But I did have a nice glass of wine when I got home…..at 7:30!
Sometimes I think I’m really out of my mind. I’m finished work in about 3 weeks…..done, retired! None of this “project” will be my problem after that. So why do I care? I’m actually worried about who will carry on with my part after. There are two other gals on it with me but they’ve already got their hands full without taking on the stuff that I’m doing…..or the next thing I’ll start working on, probably next week….which there is not a hope in hell I’ll have finished before the 15th of April!

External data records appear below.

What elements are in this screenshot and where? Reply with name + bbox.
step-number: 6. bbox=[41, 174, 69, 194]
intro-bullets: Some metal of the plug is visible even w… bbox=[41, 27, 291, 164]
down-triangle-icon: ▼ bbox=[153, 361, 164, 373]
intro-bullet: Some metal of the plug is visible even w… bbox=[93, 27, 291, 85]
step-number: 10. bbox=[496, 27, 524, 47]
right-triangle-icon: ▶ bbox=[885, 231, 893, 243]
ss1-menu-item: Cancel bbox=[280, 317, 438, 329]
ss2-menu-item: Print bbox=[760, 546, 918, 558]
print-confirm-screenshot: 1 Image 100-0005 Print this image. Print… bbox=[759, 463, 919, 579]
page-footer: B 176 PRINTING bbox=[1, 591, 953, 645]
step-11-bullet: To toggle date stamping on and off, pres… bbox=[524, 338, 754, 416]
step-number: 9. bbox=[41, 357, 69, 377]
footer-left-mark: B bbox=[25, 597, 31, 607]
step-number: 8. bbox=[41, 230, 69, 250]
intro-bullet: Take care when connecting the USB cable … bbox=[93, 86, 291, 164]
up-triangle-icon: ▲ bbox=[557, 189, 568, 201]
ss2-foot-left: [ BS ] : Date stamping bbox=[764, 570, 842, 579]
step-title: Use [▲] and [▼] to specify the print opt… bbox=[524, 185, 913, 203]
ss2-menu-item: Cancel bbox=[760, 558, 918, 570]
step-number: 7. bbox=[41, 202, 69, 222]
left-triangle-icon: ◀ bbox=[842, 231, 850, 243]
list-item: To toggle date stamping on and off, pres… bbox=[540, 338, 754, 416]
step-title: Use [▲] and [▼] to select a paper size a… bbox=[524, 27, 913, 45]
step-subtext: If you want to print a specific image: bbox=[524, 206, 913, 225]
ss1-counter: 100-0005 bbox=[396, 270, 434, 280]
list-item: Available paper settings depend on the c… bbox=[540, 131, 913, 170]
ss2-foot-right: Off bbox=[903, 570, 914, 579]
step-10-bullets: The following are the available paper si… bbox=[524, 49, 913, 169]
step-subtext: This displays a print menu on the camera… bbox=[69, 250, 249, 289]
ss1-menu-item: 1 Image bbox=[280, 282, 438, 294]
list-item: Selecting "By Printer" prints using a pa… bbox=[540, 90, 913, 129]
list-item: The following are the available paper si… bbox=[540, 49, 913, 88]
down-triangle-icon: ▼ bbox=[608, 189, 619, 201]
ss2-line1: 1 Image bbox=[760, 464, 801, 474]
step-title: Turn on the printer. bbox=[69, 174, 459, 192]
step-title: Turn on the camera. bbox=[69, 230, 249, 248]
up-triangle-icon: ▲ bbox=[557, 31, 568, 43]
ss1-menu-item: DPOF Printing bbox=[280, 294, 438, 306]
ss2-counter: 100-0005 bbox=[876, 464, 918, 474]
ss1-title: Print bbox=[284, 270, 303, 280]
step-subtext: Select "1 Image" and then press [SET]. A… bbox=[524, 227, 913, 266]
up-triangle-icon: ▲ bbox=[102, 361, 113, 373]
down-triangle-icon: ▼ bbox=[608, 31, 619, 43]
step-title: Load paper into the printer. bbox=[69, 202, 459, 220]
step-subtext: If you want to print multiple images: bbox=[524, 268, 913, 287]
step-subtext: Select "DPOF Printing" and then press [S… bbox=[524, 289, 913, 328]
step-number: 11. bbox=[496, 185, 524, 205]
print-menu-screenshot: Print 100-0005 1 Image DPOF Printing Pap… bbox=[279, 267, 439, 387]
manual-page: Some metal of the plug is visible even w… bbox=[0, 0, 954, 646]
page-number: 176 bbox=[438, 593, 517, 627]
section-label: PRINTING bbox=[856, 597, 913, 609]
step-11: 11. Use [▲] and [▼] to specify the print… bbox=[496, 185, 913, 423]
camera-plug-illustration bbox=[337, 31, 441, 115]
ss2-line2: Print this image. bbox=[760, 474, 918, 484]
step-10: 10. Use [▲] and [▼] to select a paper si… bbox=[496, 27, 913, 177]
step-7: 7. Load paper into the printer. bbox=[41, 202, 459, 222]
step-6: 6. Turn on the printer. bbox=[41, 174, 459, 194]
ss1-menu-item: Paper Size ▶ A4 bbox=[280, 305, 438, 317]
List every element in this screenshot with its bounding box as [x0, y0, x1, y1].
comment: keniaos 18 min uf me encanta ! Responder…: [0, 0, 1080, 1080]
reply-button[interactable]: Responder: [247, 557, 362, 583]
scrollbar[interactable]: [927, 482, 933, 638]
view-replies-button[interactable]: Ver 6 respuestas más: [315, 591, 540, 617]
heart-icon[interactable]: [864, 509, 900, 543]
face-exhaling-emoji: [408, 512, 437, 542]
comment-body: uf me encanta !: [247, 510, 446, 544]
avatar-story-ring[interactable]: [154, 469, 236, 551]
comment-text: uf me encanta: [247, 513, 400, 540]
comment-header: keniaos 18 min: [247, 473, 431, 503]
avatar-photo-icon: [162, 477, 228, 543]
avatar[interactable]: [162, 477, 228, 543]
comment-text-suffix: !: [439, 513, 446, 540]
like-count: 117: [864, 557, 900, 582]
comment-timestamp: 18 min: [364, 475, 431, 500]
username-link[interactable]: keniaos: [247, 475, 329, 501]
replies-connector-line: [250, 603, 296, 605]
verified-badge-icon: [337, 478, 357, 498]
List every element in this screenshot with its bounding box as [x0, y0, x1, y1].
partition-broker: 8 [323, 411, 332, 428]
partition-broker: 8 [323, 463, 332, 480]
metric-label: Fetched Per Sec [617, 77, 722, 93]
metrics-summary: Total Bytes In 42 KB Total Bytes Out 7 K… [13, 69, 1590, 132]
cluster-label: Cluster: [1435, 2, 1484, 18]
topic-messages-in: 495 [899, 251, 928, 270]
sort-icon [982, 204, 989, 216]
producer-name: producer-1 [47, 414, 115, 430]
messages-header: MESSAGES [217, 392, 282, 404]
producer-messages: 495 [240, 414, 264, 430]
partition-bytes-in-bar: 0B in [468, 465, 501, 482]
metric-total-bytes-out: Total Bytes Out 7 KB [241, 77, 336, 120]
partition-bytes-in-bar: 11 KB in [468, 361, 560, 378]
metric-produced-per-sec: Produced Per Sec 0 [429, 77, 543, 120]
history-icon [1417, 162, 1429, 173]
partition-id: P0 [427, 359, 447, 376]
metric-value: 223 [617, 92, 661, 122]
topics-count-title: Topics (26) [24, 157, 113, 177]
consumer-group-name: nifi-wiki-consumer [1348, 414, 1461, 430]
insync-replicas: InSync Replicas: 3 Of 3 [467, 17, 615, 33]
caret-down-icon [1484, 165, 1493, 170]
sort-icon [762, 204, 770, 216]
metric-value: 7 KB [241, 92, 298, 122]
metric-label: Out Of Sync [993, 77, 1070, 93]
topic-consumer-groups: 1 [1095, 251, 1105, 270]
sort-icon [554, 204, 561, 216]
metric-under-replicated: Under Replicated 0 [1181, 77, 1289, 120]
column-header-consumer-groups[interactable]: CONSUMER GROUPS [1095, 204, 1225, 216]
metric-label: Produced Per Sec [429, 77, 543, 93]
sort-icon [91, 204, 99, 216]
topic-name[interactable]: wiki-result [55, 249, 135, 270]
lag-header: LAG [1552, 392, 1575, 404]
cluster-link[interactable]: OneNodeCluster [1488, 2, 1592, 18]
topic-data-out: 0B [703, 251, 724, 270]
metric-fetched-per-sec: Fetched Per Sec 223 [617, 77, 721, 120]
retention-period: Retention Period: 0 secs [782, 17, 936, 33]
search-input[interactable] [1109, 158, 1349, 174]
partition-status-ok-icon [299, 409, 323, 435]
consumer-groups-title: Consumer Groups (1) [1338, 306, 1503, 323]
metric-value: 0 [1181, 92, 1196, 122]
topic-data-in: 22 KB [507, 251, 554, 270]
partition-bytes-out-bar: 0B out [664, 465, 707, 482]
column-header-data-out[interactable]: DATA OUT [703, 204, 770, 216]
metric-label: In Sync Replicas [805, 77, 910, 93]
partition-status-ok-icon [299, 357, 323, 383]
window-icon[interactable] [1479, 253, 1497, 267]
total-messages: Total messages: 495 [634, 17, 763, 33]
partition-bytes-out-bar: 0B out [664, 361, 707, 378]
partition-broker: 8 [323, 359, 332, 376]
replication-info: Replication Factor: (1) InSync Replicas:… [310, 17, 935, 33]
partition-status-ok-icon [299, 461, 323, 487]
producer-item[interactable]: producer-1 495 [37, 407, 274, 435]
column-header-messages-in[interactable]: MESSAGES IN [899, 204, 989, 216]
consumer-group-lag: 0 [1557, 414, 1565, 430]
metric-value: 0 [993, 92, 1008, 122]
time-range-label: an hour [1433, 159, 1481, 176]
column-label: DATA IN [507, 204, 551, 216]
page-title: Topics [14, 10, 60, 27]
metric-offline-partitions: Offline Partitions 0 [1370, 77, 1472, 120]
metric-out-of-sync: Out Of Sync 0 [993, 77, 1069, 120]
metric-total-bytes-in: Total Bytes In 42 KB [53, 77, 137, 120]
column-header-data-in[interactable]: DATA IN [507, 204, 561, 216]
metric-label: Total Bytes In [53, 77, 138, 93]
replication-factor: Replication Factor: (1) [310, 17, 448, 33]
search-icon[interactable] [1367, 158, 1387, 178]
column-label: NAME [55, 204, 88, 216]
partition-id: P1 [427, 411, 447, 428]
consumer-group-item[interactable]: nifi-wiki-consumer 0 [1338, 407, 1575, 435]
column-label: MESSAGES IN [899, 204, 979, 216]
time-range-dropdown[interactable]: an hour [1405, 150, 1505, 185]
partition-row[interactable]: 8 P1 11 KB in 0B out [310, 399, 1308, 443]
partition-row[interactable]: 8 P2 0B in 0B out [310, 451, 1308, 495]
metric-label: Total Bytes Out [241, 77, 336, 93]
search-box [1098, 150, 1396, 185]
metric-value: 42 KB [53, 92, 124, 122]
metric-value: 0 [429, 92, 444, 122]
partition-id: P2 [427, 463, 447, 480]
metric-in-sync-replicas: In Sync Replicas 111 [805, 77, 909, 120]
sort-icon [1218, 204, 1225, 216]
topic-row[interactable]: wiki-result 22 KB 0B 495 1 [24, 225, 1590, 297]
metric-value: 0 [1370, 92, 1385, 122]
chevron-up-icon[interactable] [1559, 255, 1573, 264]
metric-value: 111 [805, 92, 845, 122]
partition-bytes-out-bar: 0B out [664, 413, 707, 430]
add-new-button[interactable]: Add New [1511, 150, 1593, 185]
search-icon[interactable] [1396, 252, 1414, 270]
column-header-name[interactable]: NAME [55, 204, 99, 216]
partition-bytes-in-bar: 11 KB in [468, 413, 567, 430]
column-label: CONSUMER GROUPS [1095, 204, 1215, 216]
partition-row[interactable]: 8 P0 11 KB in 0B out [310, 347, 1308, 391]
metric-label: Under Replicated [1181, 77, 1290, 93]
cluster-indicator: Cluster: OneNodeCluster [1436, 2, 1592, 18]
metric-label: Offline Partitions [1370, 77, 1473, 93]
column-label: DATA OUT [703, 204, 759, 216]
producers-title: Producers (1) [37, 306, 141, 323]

I don’t want to leave it unfinished but what can I do about it? This is just how I am. Regardless of what state everything is in when I leave, I pretty sure once I’m out of the office for a week or two, all this will just be a distance memory of work life. But until then I have this little bit of panic, stress, anxiety, or whatever you want to call it about leaving things, especially things with my name on them, unfinished.
Like other things, I don’t like feeling like this but I’m not sure how to deal with it. I can’t seem to talk myself out of it……I’ve tried all the usual…..”it’s work, not your life”, you’re doing what you can do”, “I didn’t MAKE these problems”, “there’s light at the end of the tunnel” etc. etc. etc. I was always pretty good at separating work life from home life…..I never used to “bring it home” with me. So why am I doing it now?
I guess the good thing about this is that it’s a diversion from those “other thoughts” except for the other night. I think I was just over tired that night…so I need to make sure I’m getting enough sleep…..I do have control over that. I did get to bed earlier last night and feel a lot better this morning.
Maybe all this anxiety is just about change. Not knowing what retired life will be like. Retiring on my own. Will I do all the things I’ve planned? Does it matter if I do? Will I end up doing nothing and being a couch potato? Who would have thought that retiring could be stressful?
I definitely think waiting a year to do it was the right thing to do. Or maybe not! Maybe if I’d just done it in the midst of all the other chaos in my life last year it would have just blended in with everything else. But you don’t make another life changing decision like that on top of one that has just happened……certainly not while you’re not thinking straight……..yes, waiting until I had my new normal in some type of order was definitely the right thing to do……yes, definitely, for sure…….
I spent another hour on my pictures last night…..so I’m about a third of the way through them now. Already so much that I’d forgotten about on that trip!